The Ways the Concept of Authenticity in the Workplace Often Turns Into a Snare for Minority Workers

Throughout the beginning sections of the book Authentic, speaker Jodi-Ann Burey poses a challenge: typical injunctions to “come as you are” or “bring your full, authentic self to work” are not harmless encouragements for personal expression – they’re traps. Her first book – a combination of personal stories, investigation, cultural critique and interviews – seeks to unmask how organizations co-opt identity, shifting the responsibility of corporate reform on to staff members who are often marginalized.

Career Path and Broader Context

The driving force for the book stems partly in the author’s professional path: different positions across retail corporations, emerging businesses and in worldwide progress, filtered through her experience as a disabled Black female. The two-fold position that the author encounters – a push and pull between expressing one’s identity and aiming for security – is the core of her work.

It arrives at a time of widespread exhaustion with institutional platitudes across the United States and internationally, as backlash to diversity and inclusion efforts mount, and various institutions are cutting back the very frameworks that previously offered progress and development. The author steps into that arena to argue that retreating from corporate authenticity talk – specifically, the organizational speech that trivializes identity as a collection of aesthetics, quirks and hobbies, keeping workers focused on managing how they are perceived rather than how they are regarded – is not an effective response; we must instead reinterpret it on our personal terms.

Minority Staff and the Performance of Persona

By means of detailed stories and conversations, Burey illustrates how underrepresented staff – employees from diverse backgrounds, members of the LGBTQ+ community, women workers, people with disabilities – quickly realize to modulate which self will “be acceptable”. A vulnerability becomes a drawback and people compensate excessively by striving to seem agreeable. The act of “bringing your full self” becomes a projection screen on which all manner of anticipations are projected: emotional labor, sharing personal information and constant performance of appreciation. In Burey’s words, workers are told to reveal ourselves – but lacking the defenses or the confidence to withstand what arises.
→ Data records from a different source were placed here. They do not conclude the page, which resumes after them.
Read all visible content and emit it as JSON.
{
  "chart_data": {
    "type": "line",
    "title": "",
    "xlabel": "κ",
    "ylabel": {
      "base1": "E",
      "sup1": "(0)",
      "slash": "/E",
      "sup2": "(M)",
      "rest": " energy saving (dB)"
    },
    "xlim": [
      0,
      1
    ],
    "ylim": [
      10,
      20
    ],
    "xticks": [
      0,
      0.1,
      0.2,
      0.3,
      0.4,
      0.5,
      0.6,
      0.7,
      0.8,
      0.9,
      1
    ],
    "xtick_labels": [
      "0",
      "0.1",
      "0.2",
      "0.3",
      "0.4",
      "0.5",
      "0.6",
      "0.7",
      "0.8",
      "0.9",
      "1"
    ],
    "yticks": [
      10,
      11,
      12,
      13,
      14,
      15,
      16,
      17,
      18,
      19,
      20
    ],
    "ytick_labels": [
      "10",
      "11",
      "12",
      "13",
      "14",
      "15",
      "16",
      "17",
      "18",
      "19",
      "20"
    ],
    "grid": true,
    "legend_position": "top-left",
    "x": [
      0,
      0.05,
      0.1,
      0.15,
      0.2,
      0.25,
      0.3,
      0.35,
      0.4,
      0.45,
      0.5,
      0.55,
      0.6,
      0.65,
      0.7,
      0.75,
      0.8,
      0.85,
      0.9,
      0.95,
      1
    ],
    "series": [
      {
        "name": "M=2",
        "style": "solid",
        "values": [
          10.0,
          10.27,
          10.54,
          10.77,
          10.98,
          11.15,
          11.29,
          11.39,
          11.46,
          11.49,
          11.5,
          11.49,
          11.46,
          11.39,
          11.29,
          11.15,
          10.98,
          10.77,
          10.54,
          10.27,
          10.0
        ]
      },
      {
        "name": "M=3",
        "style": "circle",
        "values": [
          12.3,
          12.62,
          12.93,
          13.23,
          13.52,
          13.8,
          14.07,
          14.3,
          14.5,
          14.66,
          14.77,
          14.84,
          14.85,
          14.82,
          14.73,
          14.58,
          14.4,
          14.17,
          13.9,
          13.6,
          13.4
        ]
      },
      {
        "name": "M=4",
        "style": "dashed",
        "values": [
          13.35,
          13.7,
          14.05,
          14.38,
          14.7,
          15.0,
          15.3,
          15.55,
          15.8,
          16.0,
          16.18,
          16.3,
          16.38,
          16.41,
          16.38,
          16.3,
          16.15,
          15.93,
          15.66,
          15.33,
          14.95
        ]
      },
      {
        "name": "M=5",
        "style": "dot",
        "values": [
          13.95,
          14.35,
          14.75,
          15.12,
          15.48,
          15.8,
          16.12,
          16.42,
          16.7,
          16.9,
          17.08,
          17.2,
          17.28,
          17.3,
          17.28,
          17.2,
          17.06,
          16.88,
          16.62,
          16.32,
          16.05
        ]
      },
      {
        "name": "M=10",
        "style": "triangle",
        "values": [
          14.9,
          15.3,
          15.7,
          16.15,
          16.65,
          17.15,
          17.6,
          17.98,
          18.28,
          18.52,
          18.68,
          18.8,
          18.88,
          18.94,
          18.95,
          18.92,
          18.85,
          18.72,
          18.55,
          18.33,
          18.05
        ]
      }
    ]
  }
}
‘In Burey’s words, workers are told to reveal ourselves – but lacking the safeguards or the confidence to endure what emerges.’

Case Study: An Employee’s Journey

She illustrates this phenomenon through the story of Jason, a employee with hearing loss who decided to educate his co-workers about deaf community norms and communication norms. His readiness to talk about his life – a gesture of candor the office often praises as “authenticity” – for a short time made everyday communications easier. Yet, the author reveals, that progress was unstable. Once personnel shifts wiped out the casual awareness Jason had built, the atmosphere of inclusion vanished. “All the information departed with those employees,” he states tiredly. What was left was the weariness of being forced to restart, of being made responsible for an institution’s learning curve. According to Burey, this is what it means to be asked to reveal oneself without protection: to face exposure in a system that praises your transparency but refuses to formalize it into procedure. Genuineness becomes a trap when organizations depend on employee revelation rather than institutional answerability.

Author’s Approach and Idea of Resistance

The author’s prose is simultaneously clear and expressive. She combines scholarly depth with a style of connection: a call for audience to participate, to question, to disagree. For Burey, dissent at work is not noisy protest but ethical rejection – the effort of opposing uniformity in workplaces that expect gratitude for simple belonging. To resist, from her perspective, is to interrogate the stories companies describe about justice and inclusion, and to decline participation in rituals that perpetuate unfairness. It could involve identifying prejudice in a meeting, withdrawing of unpaid “inclusion” labor, or establishing limits around how much of oneself is provided to the institution. Resistance, the author proposes, is an declaration of personal dignity in environments that often reward obedience. It is a discipline of integrity rather than defiance, a approach of insisting that a person’s dignity is not dependent on institutional approval.

Redefining Genuineness

The author also avoids brittle binaries. The book does not merely eliminate “genuineness” wholesale: on the contrary, she advocates for its redefinition. According to the author, sincerity is not simply the unrestricted expression of character that organizational atmosphere frequently praises, but a more deliberate correspondence between personal beliefs and individual deeds – a principle that opposes distortion by organizational requirements. Instead of treating sincerity as a directive to reveal too much or adapt to cleansed standards of openness, Burey advises readers to maintain the elements of it based on truth-telling, self-awareness and principled vision. From her perspective, the aim is not to abandon authenticity but to relocate it – to remove it from the executive theatrical customs and into connections and offices where confidence, fairness and responsibility make {

Christopher Flores
Christopher Flores

A certified wellness expert with over 10 years of experience in spa management and holistic therapies, passionate about promoting health and relaxation.